Tyson Foods’s full-year operating income was hit by rising operating costs, export constraints and the increased cost of raw materials, which offset a rise in annual net sales.
For the full year ending 28 September 2019, Tyson – which owns major meat brands including Tyson, Jimmy Dean and Hillshire Farm – recorded a net sales rise of 8.8%, leading to total net sales of $42.4 billion, up from the $40.05 billion recorded in fiscal 2018.
However, despite this rise in sales, the company’s operating income dropped from $3.03 billion in 2018 to $2.82 billion in 2019, due largely to rising overhead costs.
The company operates four business divisions: beef, pork, chicken and prepared foods. Sales volumes decreased in the company’s beef segment, due largely to a reduction in cattle processing capacity following the temporary closure of a Kansas production facility following a fire, which led to incremental costs of $31 million.
Sales increased in the company’s pork and chicken units, with the former boosted by the increased availability of live hogs and strong demand for pork products, while chicken sales grew thanks to incremental volume increases from business acquisitions, such as the $340 million purchase of BRF’s Thai and European units.
Both units were affected by rising costs, with the pork unit suffering due to increased livestock supplies and export constraints, and the chicken unit was impacted by rising feed ingredient costs and mark-to-market derivative losses.
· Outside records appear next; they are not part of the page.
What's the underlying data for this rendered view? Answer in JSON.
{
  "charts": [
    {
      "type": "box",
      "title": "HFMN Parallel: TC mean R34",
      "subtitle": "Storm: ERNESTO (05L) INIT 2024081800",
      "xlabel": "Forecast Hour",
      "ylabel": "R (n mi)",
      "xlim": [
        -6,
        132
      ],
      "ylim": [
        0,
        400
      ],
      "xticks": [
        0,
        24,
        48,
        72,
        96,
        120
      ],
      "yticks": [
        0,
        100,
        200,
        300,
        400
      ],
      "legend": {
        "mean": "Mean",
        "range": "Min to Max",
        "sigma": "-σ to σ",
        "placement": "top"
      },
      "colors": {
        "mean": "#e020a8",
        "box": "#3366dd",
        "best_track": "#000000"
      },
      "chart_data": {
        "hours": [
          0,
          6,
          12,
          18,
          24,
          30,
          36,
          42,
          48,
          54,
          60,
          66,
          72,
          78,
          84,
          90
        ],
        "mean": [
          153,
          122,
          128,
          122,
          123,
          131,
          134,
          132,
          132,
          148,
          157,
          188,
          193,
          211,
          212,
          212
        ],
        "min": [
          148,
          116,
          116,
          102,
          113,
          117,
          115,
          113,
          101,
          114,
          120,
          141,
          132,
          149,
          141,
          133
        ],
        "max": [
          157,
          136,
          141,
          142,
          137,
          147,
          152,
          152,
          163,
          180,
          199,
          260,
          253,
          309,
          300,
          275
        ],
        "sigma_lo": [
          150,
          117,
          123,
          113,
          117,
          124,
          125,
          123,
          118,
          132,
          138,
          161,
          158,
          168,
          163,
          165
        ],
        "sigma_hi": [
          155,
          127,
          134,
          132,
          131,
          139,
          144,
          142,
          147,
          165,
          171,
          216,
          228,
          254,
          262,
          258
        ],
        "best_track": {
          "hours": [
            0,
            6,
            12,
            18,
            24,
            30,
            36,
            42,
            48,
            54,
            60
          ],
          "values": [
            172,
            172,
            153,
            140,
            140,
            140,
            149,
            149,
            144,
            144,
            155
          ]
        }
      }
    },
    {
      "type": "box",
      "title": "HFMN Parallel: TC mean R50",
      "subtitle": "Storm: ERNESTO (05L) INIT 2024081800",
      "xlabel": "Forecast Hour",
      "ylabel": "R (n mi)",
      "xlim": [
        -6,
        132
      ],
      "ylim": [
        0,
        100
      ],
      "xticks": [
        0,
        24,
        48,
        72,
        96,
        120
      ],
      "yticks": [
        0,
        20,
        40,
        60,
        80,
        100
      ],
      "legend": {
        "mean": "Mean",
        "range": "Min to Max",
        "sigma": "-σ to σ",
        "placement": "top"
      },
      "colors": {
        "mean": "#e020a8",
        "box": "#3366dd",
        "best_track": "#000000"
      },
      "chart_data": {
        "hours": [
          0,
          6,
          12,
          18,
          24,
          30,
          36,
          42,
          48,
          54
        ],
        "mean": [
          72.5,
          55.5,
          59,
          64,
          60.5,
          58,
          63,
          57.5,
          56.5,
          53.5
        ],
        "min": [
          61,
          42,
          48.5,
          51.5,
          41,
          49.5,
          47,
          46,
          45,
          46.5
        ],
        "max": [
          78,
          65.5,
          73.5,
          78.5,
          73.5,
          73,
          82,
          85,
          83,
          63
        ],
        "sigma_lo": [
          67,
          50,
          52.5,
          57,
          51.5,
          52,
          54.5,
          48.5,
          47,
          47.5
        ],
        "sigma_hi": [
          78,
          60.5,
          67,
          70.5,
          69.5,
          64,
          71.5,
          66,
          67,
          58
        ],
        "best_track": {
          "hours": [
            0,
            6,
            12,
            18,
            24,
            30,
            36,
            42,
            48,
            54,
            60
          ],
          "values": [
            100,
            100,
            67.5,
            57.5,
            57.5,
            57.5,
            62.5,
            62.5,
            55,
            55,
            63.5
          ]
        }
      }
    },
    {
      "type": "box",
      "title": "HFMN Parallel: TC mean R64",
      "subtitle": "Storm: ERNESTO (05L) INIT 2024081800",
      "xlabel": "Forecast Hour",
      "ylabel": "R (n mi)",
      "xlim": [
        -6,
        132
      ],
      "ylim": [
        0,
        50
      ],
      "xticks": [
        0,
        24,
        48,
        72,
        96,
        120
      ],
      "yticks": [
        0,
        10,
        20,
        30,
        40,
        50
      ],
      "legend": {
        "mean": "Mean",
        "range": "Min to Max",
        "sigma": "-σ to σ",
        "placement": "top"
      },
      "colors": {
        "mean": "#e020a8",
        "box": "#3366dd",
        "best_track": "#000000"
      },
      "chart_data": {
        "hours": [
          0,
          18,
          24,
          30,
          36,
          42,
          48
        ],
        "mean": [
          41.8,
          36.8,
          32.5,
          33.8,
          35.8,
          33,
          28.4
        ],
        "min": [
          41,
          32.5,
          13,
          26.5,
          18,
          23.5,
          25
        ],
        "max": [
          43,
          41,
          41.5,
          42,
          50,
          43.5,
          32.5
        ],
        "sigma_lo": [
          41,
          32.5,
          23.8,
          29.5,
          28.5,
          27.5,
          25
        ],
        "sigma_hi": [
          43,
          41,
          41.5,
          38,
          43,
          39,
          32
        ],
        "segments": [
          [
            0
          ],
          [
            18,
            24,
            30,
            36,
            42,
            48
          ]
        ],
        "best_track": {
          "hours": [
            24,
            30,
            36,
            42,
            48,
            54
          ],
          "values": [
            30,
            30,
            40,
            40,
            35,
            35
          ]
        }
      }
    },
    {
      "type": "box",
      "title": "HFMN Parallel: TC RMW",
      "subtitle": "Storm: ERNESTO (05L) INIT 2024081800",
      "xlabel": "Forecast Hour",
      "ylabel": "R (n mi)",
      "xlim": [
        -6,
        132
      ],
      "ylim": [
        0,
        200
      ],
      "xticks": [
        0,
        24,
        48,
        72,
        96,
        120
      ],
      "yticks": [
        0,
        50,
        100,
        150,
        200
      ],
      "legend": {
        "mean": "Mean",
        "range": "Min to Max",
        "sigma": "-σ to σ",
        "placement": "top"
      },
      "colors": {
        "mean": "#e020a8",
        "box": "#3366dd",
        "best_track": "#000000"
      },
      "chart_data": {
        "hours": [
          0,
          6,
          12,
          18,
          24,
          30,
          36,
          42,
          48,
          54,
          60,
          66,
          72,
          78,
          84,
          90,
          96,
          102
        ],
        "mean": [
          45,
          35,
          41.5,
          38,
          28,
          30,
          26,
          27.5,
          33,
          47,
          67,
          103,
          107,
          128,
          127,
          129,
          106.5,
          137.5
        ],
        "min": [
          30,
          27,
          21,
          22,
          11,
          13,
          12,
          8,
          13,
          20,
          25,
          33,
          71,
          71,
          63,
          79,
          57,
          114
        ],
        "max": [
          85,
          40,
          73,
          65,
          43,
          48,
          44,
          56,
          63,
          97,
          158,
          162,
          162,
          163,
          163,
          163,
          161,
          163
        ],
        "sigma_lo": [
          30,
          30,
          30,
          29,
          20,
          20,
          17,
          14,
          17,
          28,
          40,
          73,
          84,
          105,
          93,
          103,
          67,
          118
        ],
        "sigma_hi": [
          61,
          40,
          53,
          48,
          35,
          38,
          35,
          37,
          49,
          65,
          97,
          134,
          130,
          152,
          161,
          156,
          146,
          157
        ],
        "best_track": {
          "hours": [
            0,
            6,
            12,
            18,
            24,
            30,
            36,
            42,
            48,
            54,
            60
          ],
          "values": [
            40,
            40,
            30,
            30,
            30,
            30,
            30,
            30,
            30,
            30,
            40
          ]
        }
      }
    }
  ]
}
Despite the fall in operating income, Tyson’s management team seemed positive about the results. Noel White, Tyson Foods’ president and CEO said: “Fiscal 2019 was highlighted by significant progress in our strategy to grow our business through differentiated capabilities, deliver service and value to our customers, and sustain our company and our world for future generations.
“We expanded our global footprint, launched innovation in our iconic brands and our new alternative protein brand, and prepared for future growth by investing in technology and infrastructure.
“We’re very optimistic about fiscal 2020, and we currently expect to meet or exceed our long-term earnings algorithm of high single-digit adjusted earnings per share growth as we’re well-positioned to take advantage of opportunities in the global marketplace.”